The gym, set to open in the first quarter of 2015, is the brainchild of married couple Christoph and Mary Lüthy. Though quick to emphasise it is a business and not an NGO, the founders hope the gym will have a social impact.

“We want to focus on teamwork, community, trusting each other. If somebody holds your rope, you have to trust that person,” says Cristoph. “This is something missing [here], that has been destroyed over the course of history. We see this as a small opportunity to break through those walls.”

While acknowledging the majority of customers will be foreigners, they aim to draw young Cambodians. “There [are more] younger Cambodians who want to do stuff in their free time, and who can afford to do so. The demand is growing with the economy,” Christoph says.

They also hope it will help build relationships across cultures. “When you’re a climber, it doesn’t mean that you’re American or Cambodian,” echoes Léakhéna. “It’s like an international language.” She too works to encourage her peers to climb, saying it builds understanding and communication.

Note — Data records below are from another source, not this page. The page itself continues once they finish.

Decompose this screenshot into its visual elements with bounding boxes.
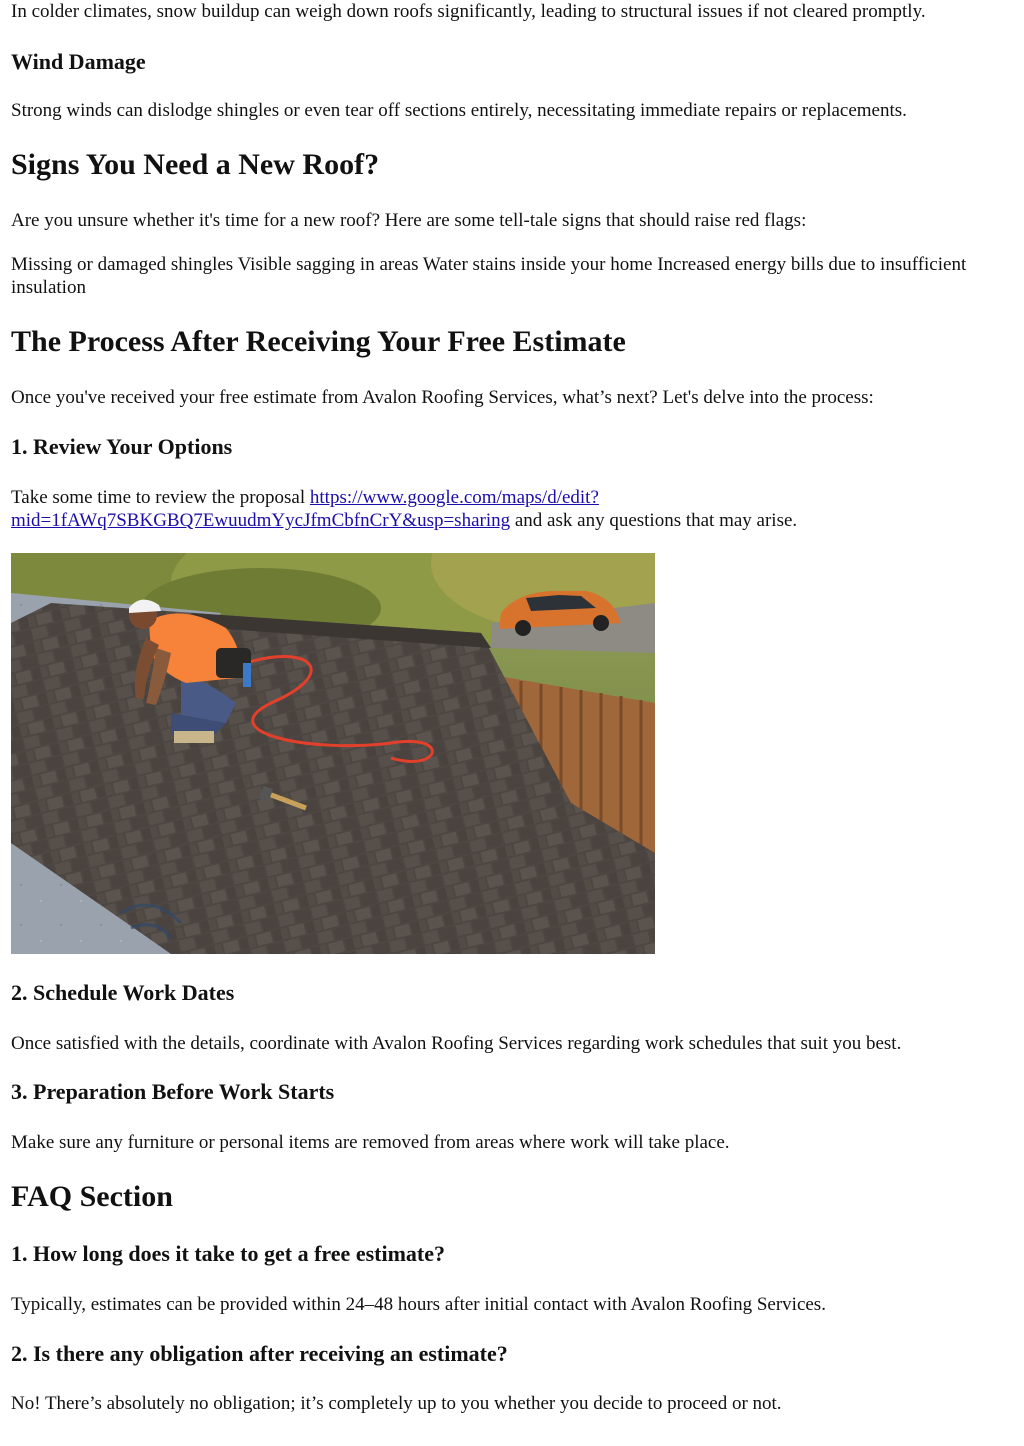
- snow-buildup-paragraph: In colder climates, snow buildup can weigh down roofs significantly, leading to structural issues if not cleared promptly.: [11, 1, 926, 22]
- preparation-paragraph: Make sure any furniture or personal items are removed from areas where work will take place.: [11, 1132, 730, 1153]
- wind-damage-paragraph: Strong winds can dislodge shingles or even tear off sections entirely, necessitating immediate repairs or replacements.: [11, 100, 907, 121]
- preparation-heading: 3. Preparation Before Work Starts: [11, 1079, 335, 1104]
- proposal-link-line-2: mid=1fAWq7SBKGBQ7EwuudmYycJfmCbfnCrY&usp=sharing: [11, 510, 511, 531]
- proposal-link-line-1: https://www.google.com/maps/d/edit?: [309, 487, 599, 508]
- process-heading: The Process After Receiving Your Free Estimate: [11, 325, 626, 358]
- faq-answer-1: Typically, estimates can be provided within 24–48 hours after initial contact with Avalon Roofing Services.: [11, 1294, 826, 1315]
- signs-list-paragraph: Missing or damaged shingles Visible sagging in areas Water stains inside your home Increased energy bills due to insufficient insulation: [11, 254, 967, 298]
- faq-question-1: 1. How long does it take to get a free estimate?: [11, 1241, 445, 1266]
- review-text-before: Take some time to review the proposal: [11, 487, 310, 508]
- review-options-paragraph: [11, 486, 1001, 532]
- signs-intro-paragraph: Are you unsure whether it's time for a new roof? Here are some tell-tale signs that should raise red flags:: [11, 210, 807, 231]
- faq-heading: FAQ Section: [11, 1180, 173, 1213]
- roofer-installing-shingles-photo: [11, 553, 655, 954]
- review-text-after: and ask any questions that may arise.: [510, 510, 798, 531]
- schedule-paragraph: Once satisfied with the details, coordinate with Avalon Roofing Services regarding work schedules that suit you best.: [11, 1033, 902, 1054]
- faq-question-2: 2. Is there any obligation after receiving an estimate?: [11, 1341, 508, 1366]
- signs-heading: Signs You Need a New Roof?: [11, 148, 380, 181]
- faq-answer-2: No! There’s absolutely no obligation; it’s completely up to you whether you decide to proceed or not.: [11, 1393, 782, 1414]
- process-intro-paragraph: Once you've received your free estimate from Avalon Roofing Services, what’s next? Let's delve into the process:: [11, 387, 874, 408]
- schedule-heading: 2. Schedule Work Dates: [11, 980, 235, 1005]
- review-options-heading: 1. Review Your Options: [11, 434, 233, 459]
- wind-damage-heading: Wind Damage: [11, 49, 146, 74]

Be it from expats, tourists or locals, demand is growing, and the enterprises seem to be feeding off each other. Whether this camaraderie will continue as competition increases remains to be seen, but for now there is space for everyone.

“There’s plenty of potential, it just needs to be exploited,” says Van Hulle, citing options for sites in Siem Reap and Battambang, among other provinces.

During Van Hulle’s years in Phnom Penh, lacking viable climbing options, he says he forced himself to temporarily forget the sport. “That’s one of the reasons I [left]; I really missed it.”

Pointing to the towering cliffs above–his ropes dangling from their varied rock faces —he shrugs with a smile and adds, “Now I can stay.”